Macquarie cut Sinopec’s target price by 10%, with Outperform rating 
Macquarie cut Sinopec’s target price by 10%, with Outperform rating 

Macquarie cut Sinopec’s target price by 10%, with Outperform rating 

Driven by the strong domestic demand, China’s refined oil price in the second quarter approached the upper strike level set by the National Development and Reform Commission, the state planner, Macquarie said in a note. 

Although it’s a low season, Sinopec’s marketing EBIT may grow by 7% quarter over quarter to 8.5 billion yuan, beating expectations, while its sales volume of refined oil products is expected to reach 36.30 million tonnes, sliding 35% on quarter, up 32% on year and rising 13% from the same period in 2021, it estimated.
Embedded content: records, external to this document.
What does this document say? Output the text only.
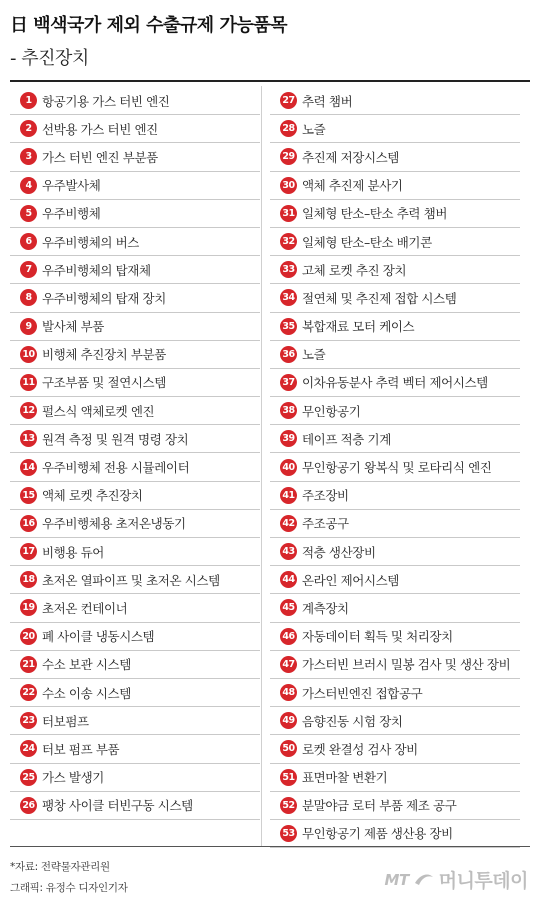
日 백색국가 제외 수출규제 가능품목
- 추진장치
1 항공기용 가스 터빈 엔진
2 선박용 가스 터빈 엔진
3 가스 터빈 엔진 부분품
4 우주발사체
5 우주비행체
6 우주비행체의 버스
7 우주비행체의 탑재체
8 우주비행체의 탑재 장치
9 발사체 부품
10 비행체 추진장치 부분품
11 구조부품 및 절연시스템
12 펄스식 액체로켓 엔진
13 원격 측정 및 원격 명령 장치
14 우주비행체 전용 시뮬레이터
15 액체 로켓 추진장치
16 우주비행체용 초저온냉동기
17 비행용 듀어
18 초저온 열파이프 및 초저온 시스템
19 초저온 컨테이너
20 폐 사이클 냉동시스템
21 수소 보관 시스템
22 수소 이송 시스템
23 터보펌프
24 터보 펌프 부품
25 가스 발생기
26 팽창 사이클 터빈구동 시스템
27 추력 챔버
28 노즐
29 추진제 저장시스템
30 액체 추진제 분사기
31 일체형 탄소–탄소 추력 챔버
32 일체형 탄소–탄소 배기콘
33 고체 로켓 추진 장치
34 절연체 및 추진제 접합 시스템
35 복합재료 모터 케이스
36 노즐
37 이차유동분사 추력 벡터 제어시스템
38 무인항공기
39 테이프 적층 기계
40 무인항공기 왕복식 및 로타리식 엔진
41 주조장비
42 주조공구
43 적층 생산장비
44 온라인 제어시스템
45 계측장치
46 자동데이터 획득 및 처리장치
47 가스터빈 브러시 밀봉 검사 및 생산 장비
48 가스터빈엔진 접합공구
49 음향진동 시험 장치
50 로켓 완결성 검사 장비
51 표면마찰 변환기
52 분말야금 로터 부품 제조 공구
53 무인항공기 제품 생산용 장비
*자료: 전략물자관리원
그래픽: 유정수 디자인기자	MT 머니투데이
Sinopec’s refining business was likely under pressure given lower prices of chemical-related oil products, but with strong policy support, the worst period may be over, it said. 

Macquarie expects the gross margin for Sinopec’s refining business to reach $5.7 per barrel in the second quarter, falling by $3 per barrel from the prior quarter, and cuts the forecast of the gross margin in 2023 – 2025 fiscal year by $1 – $1.6 per barrel.

The broker cuts the target price of Sinopec by 10% to HK$5.5, and rated it Outperform. Sinopec is currently trading around HK4.34 in Hong Kong.